I can make the API part an invite only thing… however you want it done.
I’m not sure making it invite-only would work, or even be appropriate.
Why I don’t think it’d work:
Anyone with sufficient clue to be able to take a bit of API documentation and turn it into a point-farming script is probably quite capable of reading through the publically available source code of the existing scripts, or poking around the innards of WME via the JS debug console, and getting the information they need right there. Having everything documented in one place may make it a bit easier for someone to be pointed in the right (wrong?) direction, however I don’t think not having the API publically documented would be much of a barrier to the majority of people who get it into their heads to try script-based farming.
Why I don’t think it’d be appropriate:
If we start off with the assumption that someone asking for access to the API might only be interested in using it for point farming, mass-edit sabotage etc, then presumably we’d only allow access to the API to people who’ve already proven themselves as genuine script writers. However, we’re the people who least need access to API documentation, as we’ve already figured out most of it for ourselves - the people who would most benefit from a helping hand up are those newcomers to the crazy world of WME scripting who haven’t yet experienced the delights of picking their way through the semi-obfuscated native code trying to work out how a particular function does what it does. Yet, without any prior portfolio of work they can point to and say “here’s proof I’m not a farmer/saboteur, please let me in”, we’d have no way to differentiate between their request for access and the request from A.N.Other unknown user who’s motives aren’t so pure and innocent.

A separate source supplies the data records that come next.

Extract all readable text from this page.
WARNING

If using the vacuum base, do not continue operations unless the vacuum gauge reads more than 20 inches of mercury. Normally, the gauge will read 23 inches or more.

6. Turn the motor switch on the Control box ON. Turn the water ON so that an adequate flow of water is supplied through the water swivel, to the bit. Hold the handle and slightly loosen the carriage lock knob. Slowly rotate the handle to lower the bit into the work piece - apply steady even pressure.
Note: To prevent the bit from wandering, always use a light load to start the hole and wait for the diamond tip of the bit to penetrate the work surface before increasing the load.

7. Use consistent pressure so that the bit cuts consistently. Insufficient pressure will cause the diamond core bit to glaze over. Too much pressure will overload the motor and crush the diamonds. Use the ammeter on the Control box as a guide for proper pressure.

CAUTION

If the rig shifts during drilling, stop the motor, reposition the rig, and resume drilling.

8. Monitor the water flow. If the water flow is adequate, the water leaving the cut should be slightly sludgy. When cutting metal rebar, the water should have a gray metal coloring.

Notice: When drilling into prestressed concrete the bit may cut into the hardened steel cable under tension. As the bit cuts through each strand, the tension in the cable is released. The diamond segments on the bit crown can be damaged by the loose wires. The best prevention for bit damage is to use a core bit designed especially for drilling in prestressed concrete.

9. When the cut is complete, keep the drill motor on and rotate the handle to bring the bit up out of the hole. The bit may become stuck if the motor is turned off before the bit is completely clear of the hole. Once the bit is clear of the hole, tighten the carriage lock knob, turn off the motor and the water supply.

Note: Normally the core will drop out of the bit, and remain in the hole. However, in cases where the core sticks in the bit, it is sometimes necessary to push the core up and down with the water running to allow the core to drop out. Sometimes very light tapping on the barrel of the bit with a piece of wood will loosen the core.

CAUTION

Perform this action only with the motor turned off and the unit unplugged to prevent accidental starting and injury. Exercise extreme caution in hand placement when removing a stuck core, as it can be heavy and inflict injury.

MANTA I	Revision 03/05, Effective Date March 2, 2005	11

Think about it like this - if we’d had an API documentation site set up this time last year, how many of the previously unheard of users who’ve released some rather useful scripts in the past year would we have granted access to? Probably none of them. How many of them, without access to any form of API assistance (*) would then have still gone on to release their scripts? Maybe all of them still would, but I know from my own experience that without the occasional helping hand from other coders I might have given up on some of the stuff I was trying to do.
(*) presumably if we did gather all our collected API knowledge in a restricted access site, we’d then also have to adopt a rule whereby we would no longer answer questions on the API outside of the API site - no more openly shared snippets of information in forum posts, no more PMs pointing people in the right direction etc.